First: Run. “Escape if you can . . . [and] insist that others leave with you.” Second: Hide. “If you can’t run, hide . . . Find cover from gunfire such as substantial brickwork or heavy reinforced doors. Be quiet, silence your phone.” Finally: Tell. “What do the police need to know?” Relay such things as location, descriptions and casualties so the response can be appropriate and informed.

Like any piece of advice, “Run, hide and tell” requires repetition and a receptive audience. Last year, when British police handed out leaflets with this slogan in London’s subway system, they were widely ridiculed as engaging in needless fear-mongering; many Londoners tweeted sarcastic responses such as, “If you hear gunfire, leave the area . . . Gee, thanks for that.” Reaction to the revival of this advice in the wake of 130 deaths in Paris has not been nearly so flippant. And as remote as the possibility of a similar attack may seem in Canada, it can never be entirely dismissed, particularly given the shooting last year on Parliament Hill.

Recall that in the aftermath of 9/11, governments in North America actively reminded their citizens of their role in preventing future bombings. The RCMP has a long list of suggestions for spotting potential threats on its website under the heading “National security awareness.” This includes being on the lookout for explosives testing in secluded areas, unusual inquiries about security procedures and the appearance of unfamiliar street vendors. The U.S. has a similar, better-publicized program called “If you see something, say something” to encourage reporting of suspicious activities. As paranoid as such warnings may seem, they have all proven useful. Both the Shoe Bomber and Underwear Bomber were foiled by vigilant passengers and aircrew rather than trained security personnel.

What the recent assaults on Paris restaurants and the Bataclan music hall reveal, unfortunately, is that hidden explosive devices and random lone-wolf-style attacks are not the only threats posed by modern terrorists.
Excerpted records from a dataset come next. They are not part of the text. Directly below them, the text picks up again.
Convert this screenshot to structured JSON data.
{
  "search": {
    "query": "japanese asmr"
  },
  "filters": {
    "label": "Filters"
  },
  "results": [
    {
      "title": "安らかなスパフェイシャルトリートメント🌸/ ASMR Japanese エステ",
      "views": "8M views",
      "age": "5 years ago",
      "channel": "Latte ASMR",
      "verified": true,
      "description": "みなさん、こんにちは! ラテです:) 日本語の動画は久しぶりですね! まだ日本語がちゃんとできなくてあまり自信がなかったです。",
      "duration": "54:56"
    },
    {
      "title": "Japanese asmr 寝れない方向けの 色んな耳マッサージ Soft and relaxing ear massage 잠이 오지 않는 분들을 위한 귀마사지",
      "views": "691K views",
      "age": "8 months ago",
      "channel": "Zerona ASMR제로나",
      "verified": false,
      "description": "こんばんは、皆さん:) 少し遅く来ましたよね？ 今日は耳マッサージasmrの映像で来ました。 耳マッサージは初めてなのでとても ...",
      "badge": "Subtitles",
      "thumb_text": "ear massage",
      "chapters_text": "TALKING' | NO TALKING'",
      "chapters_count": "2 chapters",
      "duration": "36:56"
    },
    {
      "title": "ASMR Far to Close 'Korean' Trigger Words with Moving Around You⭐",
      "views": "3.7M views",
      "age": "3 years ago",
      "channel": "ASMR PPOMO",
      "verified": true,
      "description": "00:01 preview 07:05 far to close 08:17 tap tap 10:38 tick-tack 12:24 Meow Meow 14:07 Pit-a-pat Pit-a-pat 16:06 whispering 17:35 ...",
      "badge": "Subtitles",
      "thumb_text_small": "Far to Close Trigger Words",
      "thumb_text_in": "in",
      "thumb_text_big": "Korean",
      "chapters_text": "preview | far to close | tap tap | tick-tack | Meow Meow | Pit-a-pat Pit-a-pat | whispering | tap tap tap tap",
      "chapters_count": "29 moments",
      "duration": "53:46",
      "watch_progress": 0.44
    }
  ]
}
If Islamic State continues to transform itself from a state-like presence in Syria and Iraq to an exporter of mass terrorism in Western countries, even vigilant citizens could find themselves in the midst of a deadly firefight in a public place.
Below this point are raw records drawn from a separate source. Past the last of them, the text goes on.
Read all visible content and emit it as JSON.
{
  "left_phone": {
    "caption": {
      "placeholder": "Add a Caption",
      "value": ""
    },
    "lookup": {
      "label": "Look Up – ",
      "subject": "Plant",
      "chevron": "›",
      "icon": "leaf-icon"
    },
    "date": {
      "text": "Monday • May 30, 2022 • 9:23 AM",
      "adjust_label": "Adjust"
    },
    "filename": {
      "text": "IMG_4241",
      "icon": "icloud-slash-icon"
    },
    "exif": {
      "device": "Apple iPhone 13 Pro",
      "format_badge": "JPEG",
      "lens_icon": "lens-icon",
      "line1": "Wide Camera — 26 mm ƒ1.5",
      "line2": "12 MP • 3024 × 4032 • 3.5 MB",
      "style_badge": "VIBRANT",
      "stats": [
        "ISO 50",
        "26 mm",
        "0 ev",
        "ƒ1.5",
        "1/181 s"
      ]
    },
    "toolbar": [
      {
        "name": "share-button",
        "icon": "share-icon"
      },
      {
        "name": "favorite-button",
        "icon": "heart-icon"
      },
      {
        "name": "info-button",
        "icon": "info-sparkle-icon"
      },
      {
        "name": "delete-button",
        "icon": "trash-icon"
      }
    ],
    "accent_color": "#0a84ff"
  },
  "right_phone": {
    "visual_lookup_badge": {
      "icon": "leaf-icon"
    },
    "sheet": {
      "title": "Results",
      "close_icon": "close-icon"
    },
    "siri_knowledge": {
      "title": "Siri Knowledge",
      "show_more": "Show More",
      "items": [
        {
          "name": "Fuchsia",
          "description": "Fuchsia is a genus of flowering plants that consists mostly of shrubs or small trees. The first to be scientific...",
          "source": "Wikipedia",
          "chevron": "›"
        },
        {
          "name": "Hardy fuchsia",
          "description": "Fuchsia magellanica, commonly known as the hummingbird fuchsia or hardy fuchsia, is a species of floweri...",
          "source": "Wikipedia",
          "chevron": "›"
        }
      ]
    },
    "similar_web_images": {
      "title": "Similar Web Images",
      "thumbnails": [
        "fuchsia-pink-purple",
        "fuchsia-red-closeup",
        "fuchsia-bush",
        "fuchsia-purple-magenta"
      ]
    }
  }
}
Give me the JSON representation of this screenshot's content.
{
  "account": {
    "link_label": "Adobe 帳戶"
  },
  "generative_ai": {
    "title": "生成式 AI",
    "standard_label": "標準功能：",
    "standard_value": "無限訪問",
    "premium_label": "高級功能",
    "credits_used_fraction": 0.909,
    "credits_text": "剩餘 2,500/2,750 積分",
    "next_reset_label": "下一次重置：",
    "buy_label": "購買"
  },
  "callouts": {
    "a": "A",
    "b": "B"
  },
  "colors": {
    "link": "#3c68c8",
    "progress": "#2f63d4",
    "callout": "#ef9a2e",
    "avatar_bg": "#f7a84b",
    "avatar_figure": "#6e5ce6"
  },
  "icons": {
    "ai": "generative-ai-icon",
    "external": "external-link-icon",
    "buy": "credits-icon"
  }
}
And if so, what should you do? “Run, hide and tell” is a good start, although Canadians haven’t heard this from their government.
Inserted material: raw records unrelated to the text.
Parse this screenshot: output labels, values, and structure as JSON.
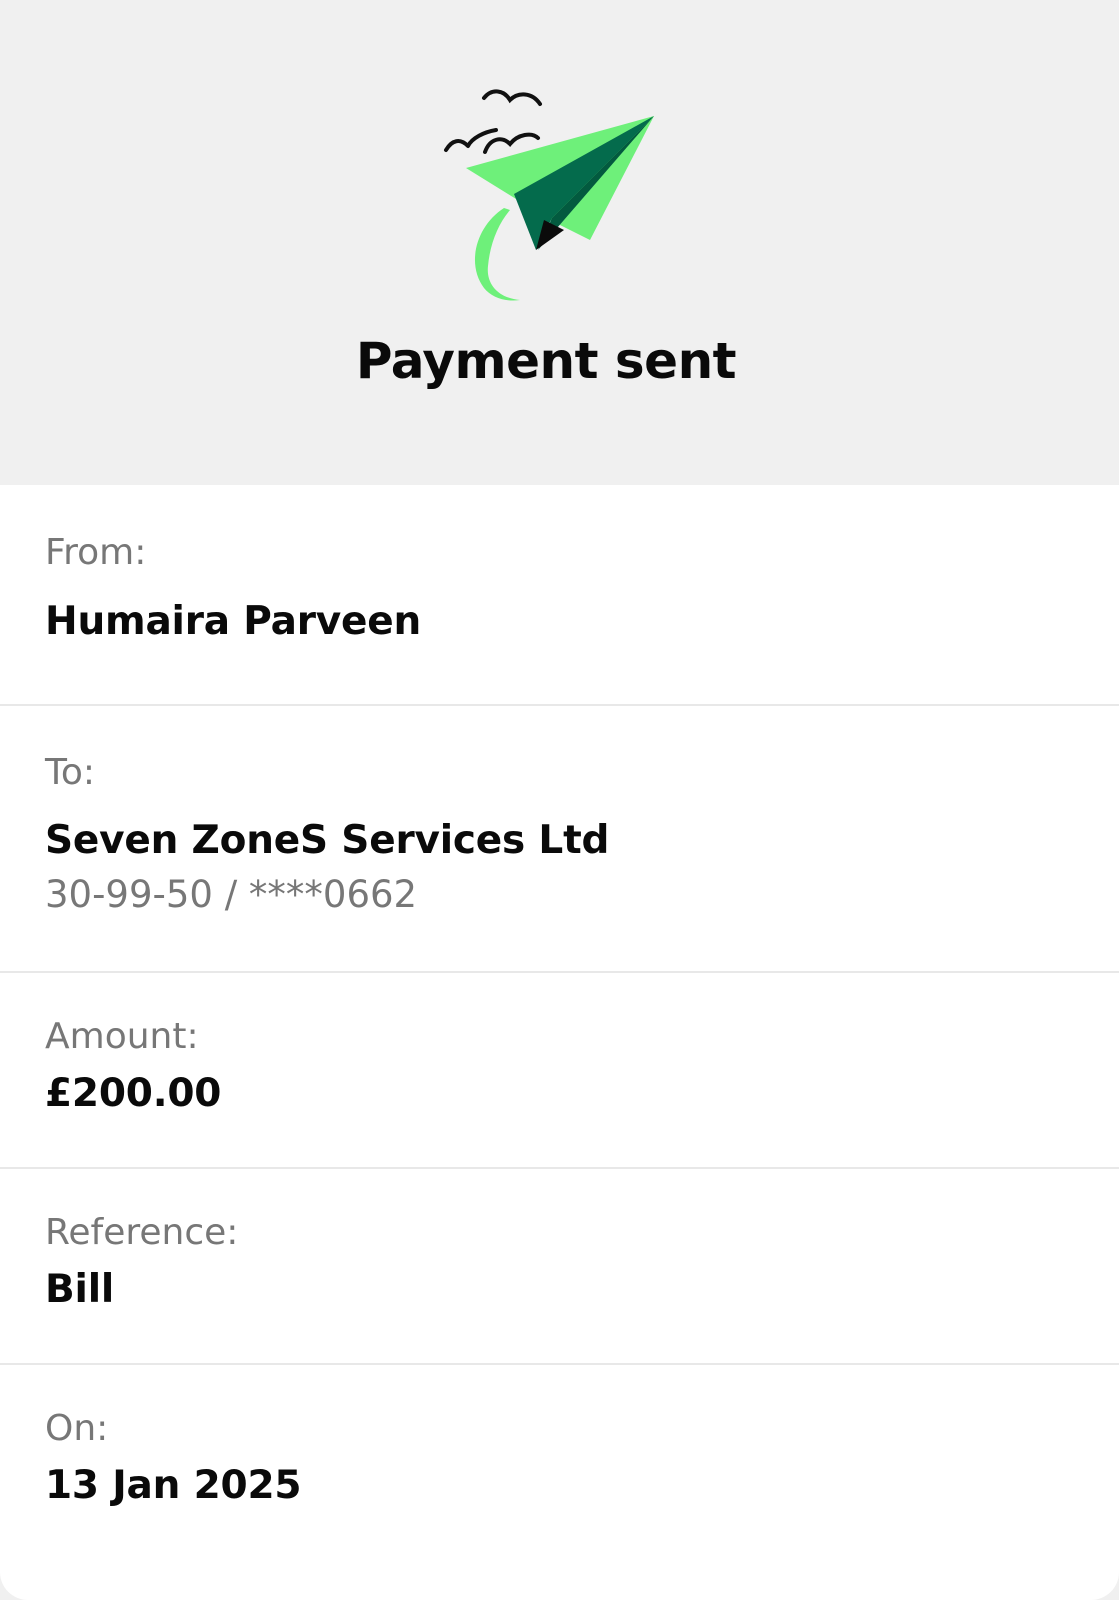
{
  "header": {
    "illustration_icon": "paper-plane-icon",
    "title": "Payment sent"
  },
  "details": {
    "from": {
      "label": "From:",
      "value": "Humaira Parveen"
    },
    "to": {
      "label": "To:",
      "value": "Seven ZoneS Services Ltd",
      "account": "30-99-50 / ****0662"
    },
    "amount": {
      "label": "Amount:",
      "value": "£200.00"
    },
    "reference": {
      "label": "Reference:",
      "value": "Bill"
    },
    "date": {
      "label": "On:",
      "value": "13 Jan 2025"
    }
  },
  "colors": {
    "background": "#f0f0f0",
    "card": "#ffffff",
    "plane_light": "#6ef07a",
    "plane_dark": "#046b4c",
    "label_text": "#777777",
    "value_text": "#0a0a0a"
  }
}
Now it may seem amusingly redundant to recommend that people run at the first sound of gunfire, but it’s no more obvious than to stop running and fall to the ground when your clothes catch fire. In the absence of any long-drilled nugget of advice, many people will simply freeze at the sudden and unfamiliar sound of shooting. This reaction is all the more likely given lockdown procedures familiar to grade school children in which the entire class cowers in one place without making any effort to escape or to contact the outside world.

Christine Tadhope, a British tourist attending the Bataclan concert, explained afterwards to the Telegraph how she survived while 89 fellow concert-goers lost their lives. When the shooting started “most people ducked,” she told the newspaper. “Their first instinct was to duck. I just said, ‘Run! Let’s get out of here.’ So we ran.” Along with a friend, Tadhope escaped the main hall and barricaded herself in a basement below the stage for the duration of the attack. They survived. Many of those who merely ducked or lay down were killed.

It’s a depressing reminder of our dangerous and unstable world that Ottawa needs to be encouraged to tell Canadians what to do if they find themselves in the middle of a shootout with terrorists. “Run, hide and tell” is certainly a much less palatable or uplifting public service announcement than “Be nice, clear your ice or “Get the flu shot.” But it is good and necessary advice nonetheless. And bears repeating.